La crise mondiale affecte depuis de plein fouet la Serbie. La consommation privée, l'investissement ont régressé ce qui pousse l'Etat serbe à s'orienter vers un modèle économique dont la priorité est l'exportation. Malheureusement, la balance commerciale de la Serbie reste structurellement déficitaire durant la décennie 2010. Quant au taux de croissance en 2015, il était de 0,75 %. En effet, la baisse du pouvoir d'achat mêlé à une stagnation des rémunérations et à la dépréciation du dinar sont à l'origine de cette croissance négative. Les réformes menées par le gouvernement d'Aleksandar Vučić portent néanmoins leurs fruits ces trois dernières années puisque les taux de croissance positifs ont été cumulés avec 2,8 % en 2016, 1,9 % en 2017 et 3 % en 2018. Bien qu'il reste élevé, le taux de chômage a très fortement baissé durant cette période, passant de 17,9 % à 11,9 % de la population active entre 2015 et 2018.

Place du tourisme

La Serbie a désormais renoué avec le tourisme international. En moins de dix ans, les chiffres de la fréquentation touristique ont plus que doublé et sont en progression constante chaque année. On comptait ainsi 680 000 arrivées en 2010 pour 1 590 000 visiteurs en 2018. Les touristes étrangers viennent principalement d'ex-Yougoslavie et de la région : les Bosniaques sont en tête, suivis de la Turquie (3e contingent), de l'Allemagne (4e), de la Croatie (5e) et de la Bulgarie (6e). Une nationalité a fait une progression fulgurante en 2018 : en doublant leur nombre de visiteurs sur une année (passant de 51 000 à 100 000), les Chinois sont passés de la 11e à la 2e place du classement. C'est la confirmation que la Serbie a largement intégré le programme des voyagistes chinois dans leurs parcours en Europe centrale.
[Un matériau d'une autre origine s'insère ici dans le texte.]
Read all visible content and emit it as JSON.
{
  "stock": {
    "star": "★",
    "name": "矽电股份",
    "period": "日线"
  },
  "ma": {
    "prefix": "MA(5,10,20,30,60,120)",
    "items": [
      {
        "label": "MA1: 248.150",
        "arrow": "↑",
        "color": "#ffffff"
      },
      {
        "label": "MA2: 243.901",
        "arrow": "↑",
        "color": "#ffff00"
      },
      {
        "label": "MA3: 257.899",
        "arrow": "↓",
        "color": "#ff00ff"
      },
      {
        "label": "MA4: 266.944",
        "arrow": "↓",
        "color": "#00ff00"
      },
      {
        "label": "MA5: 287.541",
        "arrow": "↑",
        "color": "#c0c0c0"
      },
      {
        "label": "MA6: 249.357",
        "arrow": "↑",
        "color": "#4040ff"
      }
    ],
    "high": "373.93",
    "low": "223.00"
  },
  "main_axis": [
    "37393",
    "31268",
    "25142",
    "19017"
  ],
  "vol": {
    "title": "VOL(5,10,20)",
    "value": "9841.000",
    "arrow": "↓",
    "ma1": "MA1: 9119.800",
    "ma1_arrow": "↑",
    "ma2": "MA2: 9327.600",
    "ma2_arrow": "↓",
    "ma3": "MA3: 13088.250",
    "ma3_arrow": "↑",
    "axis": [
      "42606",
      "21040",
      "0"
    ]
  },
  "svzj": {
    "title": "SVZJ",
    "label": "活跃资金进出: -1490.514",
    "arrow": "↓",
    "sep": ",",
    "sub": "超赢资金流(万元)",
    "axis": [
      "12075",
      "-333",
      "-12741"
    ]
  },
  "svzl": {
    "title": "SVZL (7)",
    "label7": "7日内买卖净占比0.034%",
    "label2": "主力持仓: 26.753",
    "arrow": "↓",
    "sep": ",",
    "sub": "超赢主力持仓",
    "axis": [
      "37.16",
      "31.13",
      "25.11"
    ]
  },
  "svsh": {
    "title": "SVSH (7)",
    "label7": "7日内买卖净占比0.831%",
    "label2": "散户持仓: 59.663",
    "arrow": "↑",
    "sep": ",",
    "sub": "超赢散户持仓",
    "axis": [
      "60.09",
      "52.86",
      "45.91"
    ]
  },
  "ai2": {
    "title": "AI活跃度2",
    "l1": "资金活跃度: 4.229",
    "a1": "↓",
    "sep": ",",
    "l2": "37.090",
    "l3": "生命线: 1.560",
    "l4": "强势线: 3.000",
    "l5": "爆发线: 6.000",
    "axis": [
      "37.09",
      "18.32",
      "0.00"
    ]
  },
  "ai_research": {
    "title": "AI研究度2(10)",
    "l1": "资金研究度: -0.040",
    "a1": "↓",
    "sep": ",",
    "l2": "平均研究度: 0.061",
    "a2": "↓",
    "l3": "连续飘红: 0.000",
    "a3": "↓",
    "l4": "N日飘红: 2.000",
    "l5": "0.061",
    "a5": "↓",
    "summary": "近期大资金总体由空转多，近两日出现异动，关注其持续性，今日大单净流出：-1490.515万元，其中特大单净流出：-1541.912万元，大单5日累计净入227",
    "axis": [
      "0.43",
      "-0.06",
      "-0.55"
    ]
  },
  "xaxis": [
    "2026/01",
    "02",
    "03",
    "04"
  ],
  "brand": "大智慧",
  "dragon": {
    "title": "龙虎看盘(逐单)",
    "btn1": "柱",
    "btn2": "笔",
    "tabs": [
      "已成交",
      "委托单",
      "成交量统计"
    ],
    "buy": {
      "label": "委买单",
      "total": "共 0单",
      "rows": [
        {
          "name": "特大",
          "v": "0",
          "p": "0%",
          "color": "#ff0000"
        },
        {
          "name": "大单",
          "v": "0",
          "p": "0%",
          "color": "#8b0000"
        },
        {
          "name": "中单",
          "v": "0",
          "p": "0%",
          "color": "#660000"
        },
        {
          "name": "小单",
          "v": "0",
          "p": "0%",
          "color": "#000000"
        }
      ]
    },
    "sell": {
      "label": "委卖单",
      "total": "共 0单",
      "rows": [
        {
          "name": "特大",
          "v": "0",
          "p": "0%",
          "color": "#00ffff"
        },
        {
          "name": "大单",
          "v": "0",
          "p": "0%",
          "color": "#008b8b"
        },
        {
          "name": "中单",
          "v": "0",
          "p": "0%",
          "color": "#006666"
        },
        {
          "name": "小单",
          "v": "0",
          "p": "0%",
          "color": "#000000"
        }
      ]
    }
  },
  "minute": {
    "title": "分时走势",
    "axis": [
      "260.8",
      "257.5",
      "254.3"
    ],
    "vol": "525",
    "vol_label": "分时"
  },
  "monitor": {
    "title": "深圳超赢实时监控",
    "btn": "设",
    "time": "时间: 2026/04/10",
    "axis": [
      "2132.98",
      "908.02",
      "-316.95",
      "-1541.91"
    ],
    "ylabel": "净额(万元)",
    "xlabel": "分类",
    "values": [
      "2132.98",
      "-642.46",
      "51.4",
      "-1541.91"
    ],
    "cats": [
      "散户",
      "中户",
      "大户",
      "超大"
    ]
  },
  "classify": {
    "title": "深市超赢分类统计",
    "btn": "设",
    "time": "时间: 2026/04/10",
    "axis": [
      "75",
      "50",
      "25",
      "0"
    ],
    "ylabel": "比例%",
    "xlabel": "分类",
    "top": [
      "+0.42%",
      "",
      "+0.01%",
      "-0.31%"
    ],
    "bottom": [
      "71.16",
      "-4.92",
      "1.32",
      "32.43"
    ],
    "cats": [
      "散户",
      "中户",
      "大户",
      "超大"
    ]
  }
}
Les points de prédilection sont, par ordre d'importance, Belgrade, Novi Sad et ses environs, la station d'hiver de Kopaonik. Le festival de Guća est également devenu incontournable avec plus de 500 000 visiteurs, dont une part grandissante d'étrangers.

À cela plusieurs raisons. L'image de la Serbie, dans laquelle elle a décidé d'investir, en particulier dans le tourisme, s'améliore. Ainsi, depuis 2008, 60 millions d'euros ont été investis dans le secteur, dans le cadre du plan national d'investissement. Une stratégie à l'horizon 2015 a été adoptée et a concerné tous les secteurs ; infrastructures, création d'une nouvelle identité, publicité à l'international et développement de l'offre. Le tout à travers 11 " master plans " régionaux. Et déjà, le secteur a rattrapé son retard en technologie. Des changements considérables se sont produits ces dernières années. Equipement des commerces relatifs au tourisme en moyens de paiement automatiques, loi d'harmonisation des services hôteliers d'une à cinq étoiles et réservation des chambres par Internet.

Dans un pays où une grande majorité de la population est équipée d'accès Internet, les commerçants liés au tourisme se sont rapidement adaptés. A cela, une raison majeure : le parc hôtelier et l'ensemble du secteur a accéléré sa privatisation. Désormais, la grande majorité des établissements sont privés et veulent attirer du monde pour être rentables. Des groupes financiers ont investi dans le tourisme, tel le serbo-américain Srba Ilić qui, à travers le géant des croisières maritimes Uniworld, a racheté la compagnie nationale Putnik et la franchise Hertz, ce qui lui permet de rénover le parc hôtelier et de posséder la principale flottille sur le Danube.

Bien sûr, la Serbie, sans accès à la mer, ne sera pas, et n'en rêve d'ailleurs pas, l'une des principales destinations dans le monde. Mais ainsi, vous serez toujours accueillis comme des hôtes particuliers.